FocusNovember 20202020Elections in the Age of Coronavirus

Focus on Elections During Coronavirus: South Korea

Collin Duran
Staff Writer

In March 2019, toward the beginning of the coronavirus pandemic, South Korea became one of the first countries outside of China to face the COVID-19 pandemic. The country adopted a liberal yet effective way to flatten the infection curve, ultimately enabling the country to host their parliamentary elections on April 15 as scheduled. The results were staggering. Not only did South Korea see its highest voter turnout in almost thirty years, but the state reported zero new infections related to the election through the following fourteen day incubation period, reports The Atlantic.

The country’s ability to hold safe national elections should not come as a surprise. South Korea was an early leader in coronavirus response protocol and, according to NPR, even received praise from the head of the WHO, Tedros Ghebreyesus, who called on the global community to, “apply the lessons learned in [South] Korea and elsewhere” in the struggle against COVID-19. Reuters says South Korea was able to handle the outbreak so effectively through their impressive national testing contact tracing campaign.

Similar to the nation’s response to the pandemic on a whole, South Korea’s election success story cannot be attributed to a singular policy or measure. The government implemented a comprehensive plan with a multitude of safety protocols at polling locations while engaging in a media blitz to inform citizens of new voting procedures. A report from outlines various tactics adopted to ensure a safe and successful election process, including early voting, constant voting booth sanitation, special polling stations for quarantined voters, and poll worker health requirements. These measures translated into 40 percent of all voters in the election participating in the early voting process.

Regardless of the day South Koreans cast their ballots, all voters were required to stand a yard apart from one another, have their temperature checked at voting station entrances, and wear vinyl gloves in voting booths. Even citizens under mandatory self-quarantines had the opportunity to vote, as 60,000 infected South Koreans lined up at polls across the country to vote during a special 5:20 p.m. to 7:00 p.m. voting period. These citizens were required to go directly from the quarantine area to polling stations and directly back, a policy that was successfully implemented through GPS tracking and communication between citizens and health officials. Strict sanitation practices helped the election process too, as 550,000 poll officials worked tirelessly to disinfect voting booths around the country.

Media operations played a major role in ensuring safety, trust, and participation in the election. South Korea’s National Election Commission (NEC) created television broadcasts, posters, and banners with information regarding voting procedures amidst the pandemic. The NEC paired their mass media campaigns with Code of Conduct pamphlets for voters and live streams of polling locations for the sake of transparency.

Credit for the success of South Korea’s elections must also be given to voters. South Koreans exercised their civic duty to vote in a time of crisis while placing their faith in the healthcare system. Junyeong Kim, a South Korean undergraduate student, talked about how “while the world is suffering from the pandemic, South Korea held an election and provided the chance to vote…Such moments create a mechanism for the people to choose a new path for the country to accelerate new infectious prevention strategies against the spread of the virus,” reports the Wilson Center.

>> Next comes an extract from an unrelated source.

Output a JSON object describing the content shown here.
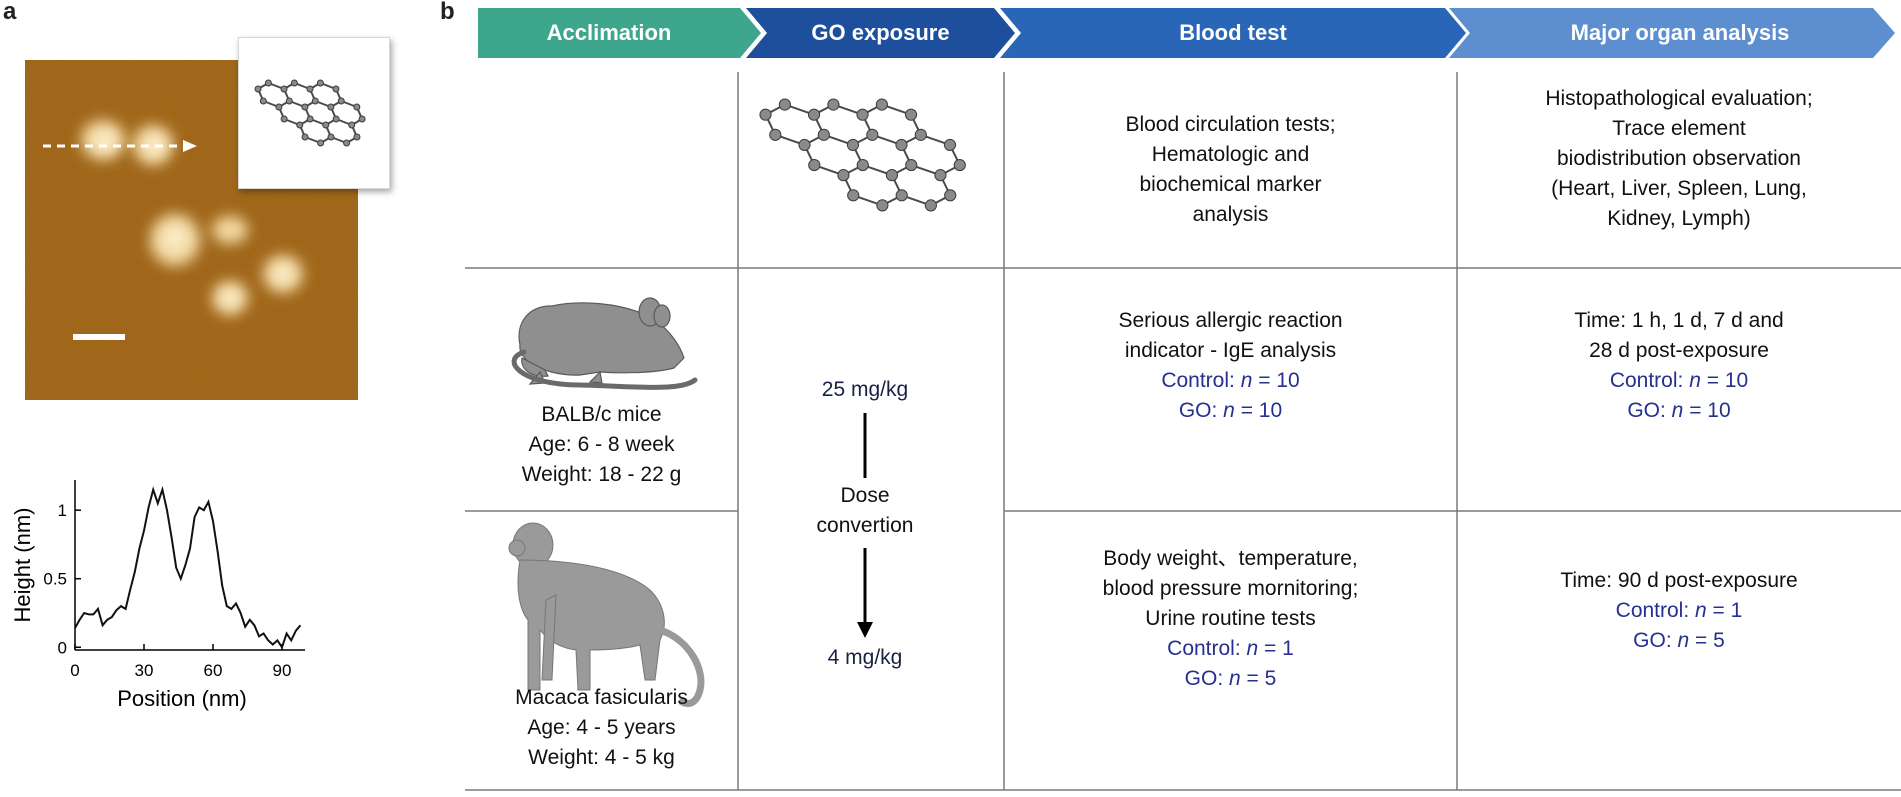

Mr. Kim’s sentiments were shared by other citizens, such as Sung Jang-hyung, the mayor of Seoul’s Yongsan district. In a conversation with BBC News, the mayor notes that citizens “recognized the seriousness of the situation and showed mature citizenship by encouraging electoral officials rather than complaining.” While the NEC and state health officials played a large role in easing voters’ worries about the safety of voting, it was ultimately voters that legitimized the election.

The election resulted in a massive win for the leftist Democratic Party of President Moon Jae-in, which scored a total of 163 out of 300 seats in parliament. BBC News reports that the Platform Party, a sister party of the Democratic Party, landed an additional 17 seats to cement a decisive win for liberal politics in the South Korean state. But the real win was not for any political party, but for the potential to have fair, free, and safe elections during one of the most turbulent periods in recent history.